If the diff is larger than expected: scope was too big -- back to Gate 1.


Sabotage Gate (Automatic Red Flag Scanner)

Many "agent fixes" are hidden quality debt: any, eslint-disable, @ts-ignore, aggressive casts.

Scan the working area:

1rg -n ":\s*any\b|as any|unknown as any|eslint-disable|@ts-ignore|@ts-expect-error" <path>

If Hits: Immediate Protocol

1) Stop (don't "just quickly fix it")

2) Revert to checkpoint:

1git reset --hard HEAD

3) Tighten scope, rewrite plan, back to Gate 1.


Red Flags vs Green Flags

Red Flags (back to Gate 1)

    1. "I had to add any, otherwise it was red"
    2. Lint/TS was weakened or disabled
    3. The plan says "refactor everything" instead of "touch these 6 files"
    4. Config/tooling changes without explicit goal and tests

Green Flags (safe to execute)

    1. Small scope + clear taboos
    2. Every step has acceptance criteria
    3. Verify commands are part of the plan
    4. Rollback is trivial

Bonus: Two-Model Workflow (Quality Lever)

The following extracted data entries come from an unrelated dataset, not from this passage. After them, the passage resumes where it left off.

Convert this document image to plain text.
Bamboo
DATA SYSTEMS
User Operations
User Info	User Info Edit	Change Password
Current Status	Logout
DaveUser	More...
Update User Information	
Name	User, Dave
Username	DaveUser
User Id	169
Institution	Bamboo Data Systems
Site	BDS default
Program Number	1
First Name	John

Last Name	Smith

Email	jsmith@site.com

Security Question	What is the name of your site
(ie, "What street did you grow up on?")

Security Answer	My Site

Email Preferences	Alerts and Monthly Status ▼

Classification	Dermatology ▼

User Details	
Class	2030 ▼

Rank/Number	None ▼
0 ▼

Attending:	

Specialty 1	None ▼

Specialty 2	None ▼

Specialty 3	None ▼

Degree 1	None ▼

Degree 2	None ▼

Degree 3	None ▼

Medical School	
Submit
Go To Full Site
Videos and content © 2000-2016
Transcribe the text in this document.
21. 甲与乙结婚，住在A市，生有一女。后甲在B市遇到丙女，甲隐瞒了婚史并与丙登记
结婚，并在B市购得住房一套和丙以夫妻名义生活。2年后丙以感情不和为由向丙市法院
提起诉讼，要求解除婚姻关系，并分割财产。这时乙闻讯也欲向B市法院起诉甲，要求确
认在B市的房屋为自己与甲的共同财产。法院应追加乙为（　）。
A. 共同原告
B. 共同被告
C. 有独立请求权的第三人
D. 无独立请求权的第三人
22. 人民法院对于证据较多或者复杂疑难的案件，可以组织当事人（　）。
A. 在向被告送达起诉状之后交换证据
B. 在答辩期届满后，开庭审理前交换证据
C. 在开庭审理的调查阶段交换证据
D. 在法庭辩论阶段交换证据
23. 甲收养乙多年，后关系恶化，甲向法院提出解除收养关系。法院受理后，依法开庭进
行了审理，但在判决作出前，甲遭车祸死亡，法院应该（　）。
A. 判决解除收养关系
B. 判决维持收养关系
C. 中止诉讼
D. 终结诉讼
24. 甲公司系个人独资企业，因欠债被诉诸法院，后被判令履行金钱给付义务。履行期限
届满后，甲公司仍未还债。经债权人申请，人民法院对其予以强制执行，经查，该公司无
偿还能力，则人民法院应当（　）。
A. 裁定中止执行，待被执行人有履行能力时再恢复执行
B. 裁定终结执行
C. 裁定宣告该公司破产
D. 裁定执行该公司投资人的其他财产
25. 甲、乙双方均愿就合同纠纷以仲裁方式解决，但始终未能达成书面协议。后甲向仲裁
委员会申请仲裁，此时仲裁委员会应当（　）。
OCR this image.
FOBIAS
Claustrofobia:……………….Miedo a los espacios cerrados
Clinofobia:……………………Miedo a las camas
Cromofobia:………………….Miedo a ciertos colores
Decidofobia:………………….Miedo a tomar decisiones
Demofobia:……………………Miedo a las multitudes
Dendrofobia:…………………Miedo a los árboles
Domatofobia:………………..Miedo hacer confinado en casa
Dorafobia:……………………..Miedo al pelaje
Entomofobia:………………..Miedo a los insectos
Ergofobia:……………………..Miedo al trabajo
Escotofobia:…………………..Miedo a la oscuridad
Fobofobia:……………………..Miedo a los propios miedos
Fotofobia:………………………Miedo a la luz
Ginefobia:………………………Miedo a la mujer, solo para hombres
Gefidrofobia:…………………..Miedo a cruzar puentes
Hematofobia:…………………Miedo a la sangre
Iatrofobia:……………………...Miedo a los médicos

An agent is good at producing -- but not always good at constraining.

Deliberately use a second "reviewer" (human or second model) to:

    1. Shrink scope
    2. Spot red flags
    3. Sharpen acceptance criteria
    4. Enforce verification


The Agent Rule

Make Gemini your power tool, not your architect. Define constraints in GEMINI.md. Force plan-first in read-only mode. Refine plans into micro-scope tasks. Checkpoint before execution. Verify after every run. Use a second reviewer to remove risky steps. That's how you get fast automation without losing control.

The best results come from treating agent-assisted refactoring like any other engineering discipline: plan, constrain, execute in small increments, and verify ruthlessly. The agent does the tedious mechanical work. You own the architecture.